Пусть так. Хромают любые сравнения, а если сближать, положим, казахский фольклор и европейский модерн, то это уже не просто хромота, это обоюдное членовредительство. Ибо речь идет даже не просто о разных планетах — о разных галактиках. Да, но вселенная — все же одна. И нет ли некоторой, пусть очень смутной, переклички — об этом у нас уже шла речь — между самосознанием казаха, ищущего, как о том пишет автор статьи, художественное подтверждение любому факту жизни, с возникшим на Западе рубежа XIX–XX столетий сдвигом в соотношении величин на оси координат: жизнь — искусство? А тут еще и сам Лев Николаевич Толстой с его бунтом против этого самого, революционного по своему характеру, сдвига, с бунтом, обернувшимся отрицанием самого искусства, в эту нечаянную перекличку вмешивается. И тогда я с не меньшим изумлением обнаруживаю странную связь между яснополянским пророком и кочевником, которого судьба одарила талантом поэта-импровизатора. Он, пишет Мухтар Ауэзов, «становится непременным участником всех крупных событий. Он стирает грани между поэзией и реальной жизнью. Он правофланговый, центральная фигура в массовом народном движении. Правая рука главаря восстаний. Отдаленные роды к совместным выступлениям призывает только его пламенный, захватывающий стих. И на бой с хорошо вооруженными русскими, ханскими частями ведет повстанцев его вдохновенная, торжествующая, поэтизированная речь». И этому же кочевнику тайное свидание назначает, вряд ли сам о том подозревая, допустим, Иосиф Бродский со своею потрясающей балладой о Джоне Донне. «Уснул Джон Донн — уснуло все вокруг» — иное время, иная поэтика, традиция иная, но мысль существенно сходна: поэт — творец жизни.

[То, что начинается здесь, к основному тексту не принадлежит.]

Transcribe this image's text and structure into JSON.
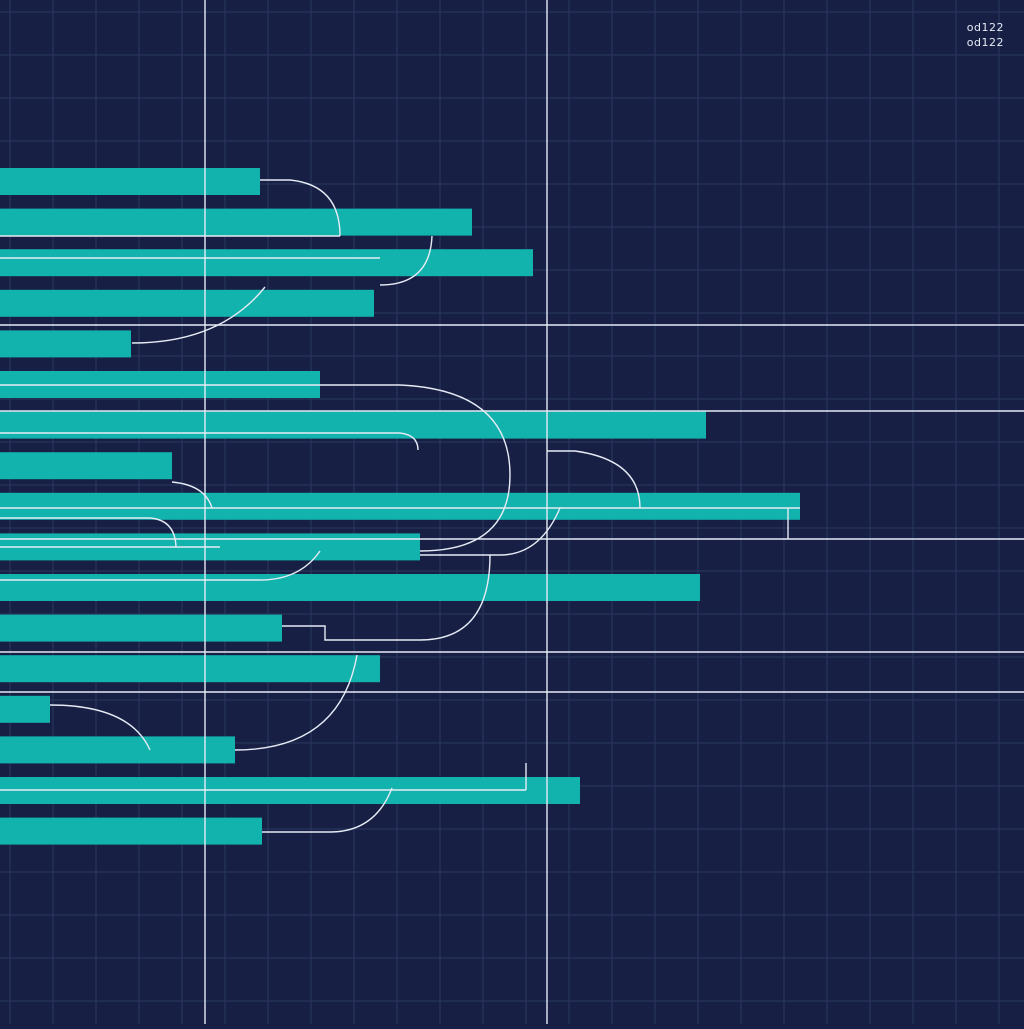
{
  "corner_labels": [
    "od122",
    "od122"
  ],
  "colors": {
    "background": "#172044",
    "grid": "#2b3760",
    "bar": "#12b2ad",
    "connector": "#e6ebf5"
  },
  "chart_data": {
    "type": "bar",
    "orientation": "horizontal",
    "title": "",
    "xlabel": "",
    "ylabel": "",
    "xlim": [
      0,
      1024
    ],
    "grid": true,
    "values": [
      260,
      472,
      533,
      374,
      131,
      320,
      706,
      172,
      800,
      420,
      700,
      282,
      380,
      50,
      235,
      580,
      262
    ]
  }
}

А разве только в Джетысу, или вообще в степи, или даже повсюду на Востоке складываются нелегкие взаимоотношения поэзии и религии? «Всякая религиозная пропаганда в виде голых догм степью совершенно не воспринималась, а все преподанное в поэтизированных формах, с каким-либо разумным стержнем, интригующей сюжетной динамикой воспринималось всегда открыто и легко, потому старательные опекуны степи из татарских мулл и туркестанских иша-нов весьма разумно и умело использовали особенности психики степного населения, вдохновляя и щедро снабжая и материалами, и денежными средствами казахских поэтов-книжников, посвятивших себя составлению или переложению на казахский язык религиозно-героических былин», — читая эти, хоть и тяжеловатые, но точные строки, я думаю о средневековой Европе.

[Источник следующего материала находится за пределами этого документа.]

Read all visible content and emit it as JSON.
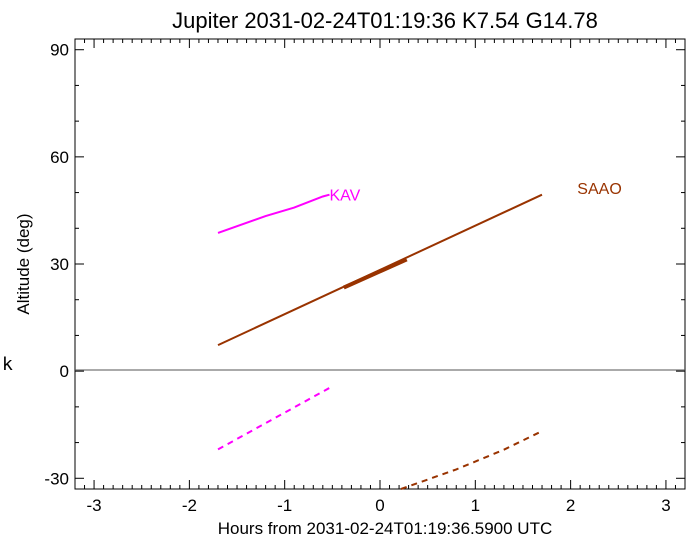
{
  "chart_data": {
    "type": "line",
    "title": "Jupiter 2031-02-24T01:19:36  K7.54  G14.78",
    "xlabel": "Hours from 2031-02-24T01:19:36.5900 UTC",
    "ylabel": "Altitude (deg)",
    "xlim": [
      -3.2,
      3.2
    ],
    "ylim": [
      -33,
      93
    ],
    "xticks": [
      -3,
      -2,
      -1,
      0,
      1,
      2,
      3
    ],
    "yticks": [
      -30,
      0,
      30,
      60,
      90
    ],
    "grid": false,
    "zero_line": 0,
    "series": [
      {
        "name": "KAV",
        "color": "#ff00ff",
        "style": "solid",
        "width": 2,
        "points": [
          [
            -1.7,
            38.7
          ],
          [
            -1.2,
            43.4
          ],
          [
            -0.9,
            45.8
          ],
          [
            -0.6,
            48.9
          ],
          [
            -0.53,
            49.4
          ]
        ]
      },
      {
        "name": "",
        "color": "#ff00ff",
        "style": "dashed",
        "width": 2,
        "points": [
          [
            -1.7,
            -21.9
          ],
          [
            -0.53,
            -4.7
          ]
        ]
      },
      {
        "name": "SAAO",
        "color": "#993300",
        "style": "solid",
        "width": 2,
        "points": [
          [
            -1.7,
            7.3
          ],
          [
            1.7,
            49.4
          ]
        ]
      },
      {
        "name": "",
        "color": "#993300",
        "style": "solid",
        "width": 4,
        "points": [
          [
            -0.38,
            23.4
          ],
          [
            0.28,
            31.3
          ]
        ]
      },
      {
        "name": "",
        "color": "#993300",
        "style": "dashed",
        "width": 2,
        "points": [
          [
            0.22,
            -33.0
          ],
          [
            0.8,
            -27.5
          ],
          [
            1.3,
            -22.0
          ],
          [
            1.7,
            -16.8
          ]
        ]
      }
    ],
    "labels": [
      {
        "text": "KAV",
        "x": -0.53,
        "y": 49.4,
        "color": "#ff00ff"
      },
      {
        "text": "SAAO",
        "x": 2.07,
        "y": 51.3,
        "color": "#993300"
      }
    ]
  },
  "side_mark": "k"
}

Ну а все остальное — действительно зона специального знания, и пограничный ее режим нарушать мы не будем.
Наверняка Ауэзову, человеку в научных кругах Москвы и Ленинграда совершенно не известному, лестно было получить от редакции Большой советской энциклопедии заказ на составление словника и написание статей о заметных фигурах казахской и киргизской литератур. Кто назвал его имя в редакционных кабинетах, неизвестно, возможно, профессор Сиповский, с которым Мухтар сдружился и к которому частенько захаживал в гости. Может быть, Жирмунский. Или Оксман, уже известный в кругах пушкинистов. Так или иначе, имя прозвучало, отклик нашло, и по прошествии времени секретарь литературной секции БСЭ Сергей Александрович Макашин, видный впоследствии исследователь русской классики, один из создателей «Литературного наследства», извещает автора: работа принята.
Поездка по Семиречью не только материал для статьи о казахском фольклоре позволила собрать. Каким-то образом услышанные и записанные сказания о джигитах-батырах, бытовые песни, состязания-айтысы, благодарным и пристрастным зрителем которых был тогда Ауэзов, переплелись в его сознании с героическим эпосом киргизов «Манасом». К тому же и остановка в Пишкеке, хоть краткая, пробудила интерес к этому замечательному памятнику, который отныне и надолго вошел в его жизнь. По окончании Ленинградского университета Ауэзов возвращается в Ташкент, поступает в аспирантуру Среднеазиатского университета, и из отчета за первый год обучения мы узнаем, что, параллельно с занятиями историей литературы «среднеазиатских тюрков», не отрываясь, вчитывается он в строки «Манаса», вслушивается в гордое их звучание, старается разгадать тайну долголетия и неиссякающей поэтической энергии этого памятника. В результате появляется внушительный научный манускрипт — «Сказители «Манаса» и слушательская среда». Потом увидят свет новые работы, и более полные, и более глубокие, но первый уверенный шаг был сделан тогда, в Ташкенте.